In a robotic bladder neck reconstruction, we start by first performing a cystoscopy to visualize the obstructed urethra and passing a wire into the bladder. If a wire cannot be passed, then the scope is left in the urethra at the point of obstruction and secured to the draping. The ports are placed similarly to a robotic prostatectomy on the Xi system. With the SP robotic system, the port is docked in the midline, immediately above the umbilicus. The bladder is dropped from the anterior abdominal wall and mobilized. It is crucial to liberate the bladder on the anterior side to reach the distal-most segment. The proximal urethra is dissected and mobilized as distally as possible. At this point, the surrounding tissue and any sphincteric muscle is carefully dissected off the urethra. A Y incision is then made on the anterior side of the urethra and bladder. A longitudinal incision is made on the anterior urethra using scissors and carried past the point of obstruction.
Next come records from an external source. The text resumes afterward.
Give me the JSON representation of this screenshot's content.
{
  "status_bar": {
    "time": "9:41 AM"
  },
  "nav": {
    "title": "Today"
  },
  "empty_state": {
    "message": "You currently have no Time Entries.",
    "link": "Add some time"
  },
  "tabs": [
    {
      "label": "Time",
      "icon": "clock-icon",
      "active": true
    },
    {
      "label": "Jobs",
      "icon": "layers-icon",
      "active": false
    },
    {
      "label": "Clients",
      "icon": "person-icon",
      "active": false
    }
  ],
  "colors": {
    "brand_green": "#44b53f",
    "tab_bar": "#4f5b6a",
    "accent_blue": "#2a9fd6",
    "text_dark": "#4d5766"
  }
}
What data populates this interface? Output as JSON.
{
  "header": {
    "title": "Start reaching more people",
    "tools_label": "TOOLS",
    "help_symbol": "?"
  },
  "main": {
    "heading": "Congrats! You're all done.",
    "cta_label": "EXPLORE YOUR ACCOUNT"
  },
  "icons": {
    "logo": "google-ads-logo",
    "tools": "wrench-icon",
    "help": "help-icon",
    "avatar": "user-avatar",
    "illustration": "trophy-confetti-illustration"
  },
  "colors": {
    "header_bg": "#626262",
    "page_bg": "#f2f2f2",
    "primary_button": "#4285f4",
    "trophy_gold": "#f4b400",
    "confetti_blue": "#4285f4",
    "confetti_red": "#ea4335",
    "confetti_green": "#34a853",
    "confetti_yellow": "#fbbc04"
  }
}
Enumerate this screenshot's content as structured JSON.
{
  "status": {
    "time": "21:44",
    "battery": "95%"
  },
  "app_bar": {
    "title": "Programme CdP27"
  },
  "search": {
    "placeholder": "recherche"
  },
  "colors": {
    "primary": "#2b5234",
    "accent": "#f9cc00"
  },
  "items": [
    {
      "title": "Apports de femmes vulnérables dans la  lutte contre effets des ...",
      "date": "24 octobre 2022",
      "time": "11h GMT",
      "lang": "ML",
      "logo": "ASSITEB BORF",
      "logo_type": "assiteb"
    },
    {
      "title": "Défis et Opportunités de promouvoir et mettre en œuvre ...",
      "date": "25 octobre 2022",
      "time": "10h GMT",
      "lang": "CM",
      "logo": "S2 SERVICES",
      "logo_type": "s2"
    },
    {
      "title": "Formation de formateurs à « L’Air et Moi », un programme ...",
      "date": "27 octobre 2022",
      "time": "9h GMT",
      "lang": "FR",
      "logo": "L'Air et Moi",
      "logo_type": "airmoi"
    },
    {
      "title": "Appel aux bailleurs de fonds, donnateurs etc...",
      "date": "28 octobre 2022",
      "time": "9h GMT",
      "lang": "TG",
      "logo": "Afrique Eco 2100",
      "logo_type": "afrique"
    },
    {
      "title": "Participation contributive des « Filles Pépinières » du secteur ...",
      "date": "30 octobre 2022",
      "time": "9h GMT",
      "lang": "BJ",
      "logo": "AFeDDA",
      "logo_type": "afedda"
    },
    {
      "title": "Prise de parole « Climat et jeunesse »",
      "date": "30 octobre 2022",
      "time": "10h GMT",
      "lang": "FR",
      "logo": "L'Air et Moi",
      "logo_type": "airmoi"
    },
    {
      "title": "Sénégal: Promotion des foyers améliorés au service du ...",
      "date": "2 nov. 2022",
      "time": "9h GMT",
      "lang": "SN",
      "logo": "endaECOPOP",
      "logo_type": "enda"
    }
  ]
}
The Y limbs are made on the bladder, paying careful attention to the ureteral orifices ( Fig. 30.4 ). Next the Y limbs are advanced to the apex of the urethral spatulation in a routine fashion. We typically utilize a 3-0 Stratafix suture for this advancement to complete a watertight closure. A Foley catheter is placed at the end of the procedure, and a drain is left in place. A 2018 study by Granieri et al. demonstrated well-preserved urinary function in a small series of patients with recalcitrant BNC, and this operation has been well-adapted by multiple other institutions for this pathology.